Abstract
Purpose :
Bestrophin is an anion channel and a regulator of intracellular calcium signaling from the basolateral plasma membrane of the retinal pigment epithelium (RPE). Anti-bestrophin autoantibodies (AAbs) were found in patients with vitelliform macular dystrophy (VMD) without known gene mutations. The goal of this study was to identify immunodominant epitopes targeted by anti-bestrophin AAbs and determine their association with autoimmune retinopathy.
Methods :
Sera from patients with VMD were used in the study. Autoantibody titers against bestrophin were determined by immunoblotting and ELISA. Epitope mapping was performed using 49 biotinylated synthetic peptides that overlapped the entire sequence of human bestrophin.
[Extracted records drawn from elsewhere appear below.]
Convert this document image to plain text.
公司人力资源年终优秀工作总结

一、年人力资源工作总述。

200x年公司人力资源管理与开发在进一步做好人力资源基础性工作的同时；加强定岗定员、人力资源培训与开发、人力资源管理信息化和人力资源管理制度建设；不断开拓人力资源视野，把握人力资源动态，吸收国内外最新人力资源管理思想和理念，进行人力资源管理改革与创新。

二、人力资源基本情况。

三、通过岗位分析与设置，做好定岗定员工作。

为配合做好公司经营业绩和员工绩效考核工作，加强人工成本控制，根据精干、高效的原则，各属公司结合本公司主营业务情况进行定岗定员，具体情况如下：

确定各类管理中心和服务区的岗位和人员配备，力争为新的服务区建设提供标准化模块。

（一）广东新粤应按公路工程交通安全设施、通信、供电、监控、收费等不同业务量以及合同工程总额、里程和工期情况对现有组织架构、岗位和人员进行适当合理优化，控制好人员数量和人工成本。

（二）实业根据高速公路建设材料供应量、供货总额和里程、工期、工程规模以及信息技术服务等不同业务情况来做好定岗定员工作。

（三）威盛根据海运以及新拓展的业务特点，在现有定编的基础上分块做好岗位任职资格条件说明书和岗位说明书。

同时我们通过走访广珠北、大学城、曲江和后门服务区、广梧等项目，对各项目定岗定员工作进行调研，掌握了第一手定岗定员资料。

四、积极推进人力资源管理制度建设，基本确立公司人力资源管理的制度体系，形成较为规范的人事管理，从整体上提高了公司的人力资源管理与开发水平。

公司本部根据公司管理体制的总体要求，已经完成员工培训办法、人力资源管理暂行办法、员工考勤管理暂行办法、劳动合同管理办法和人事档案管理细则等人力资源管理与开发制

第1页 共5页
The peptides 15-amino acids in length, offset by 12 amino acids were coated onto a streptavidin-treated microplate and bestrophin-specific sera were tested for their ability to bind to immobilized peptides by ELISA.
Results :
Initially, we studied 2 VMD patients with similar clinical phenotype however with different HLA associations. Using overlapping synthetic bestrophin peptides we found that serum 1 strongly bound to the sequence 61-73 of the first external loop. In contrast, serum 2 reacted with two epitopes 326-331 and 517-539 located within the N-terminal cytoplasmic RPE domain. Analyses of additional 14 bestrophin-positive sera of patients with vitelliform macular lesions showed that 100% serum AAbs bound to the epitope 61-73, proposing it as the major determinate for anti-bestrophin AAbs. In addition, 71% AAbs bound to the epitope 325-351 within the cytoplasmic domain and 57% AAbs recognized the epitope 529-543 of the C-terminus. The difference in epitope recognition could be a result of a different mechanism of antibody generation and their HLA involvement.
Conclusions :
: Presumably, the 3 bestrophin regions represent the major immunopathogenic epitopes, involved in pathogenesis of VMD. Over 97% of the disease-causing mutations are also located in the bestrophin N-terminal domain, implying its important functional properties. Since AAbs can block the same important sequences their binding could mimic symptoms related to the bestrophin genetic defects. These findings provided valuable information for understanding bestrophin antigenicity in VMD, which might be useful in the development of epitope-based treatments, and provide insights for understanding the pathogenesis of retinal degeneration.
This abstract was presented at the 2019 ARVO Annual Meeting, held in Vancouver, Canada, April 28 - May 2, 2019.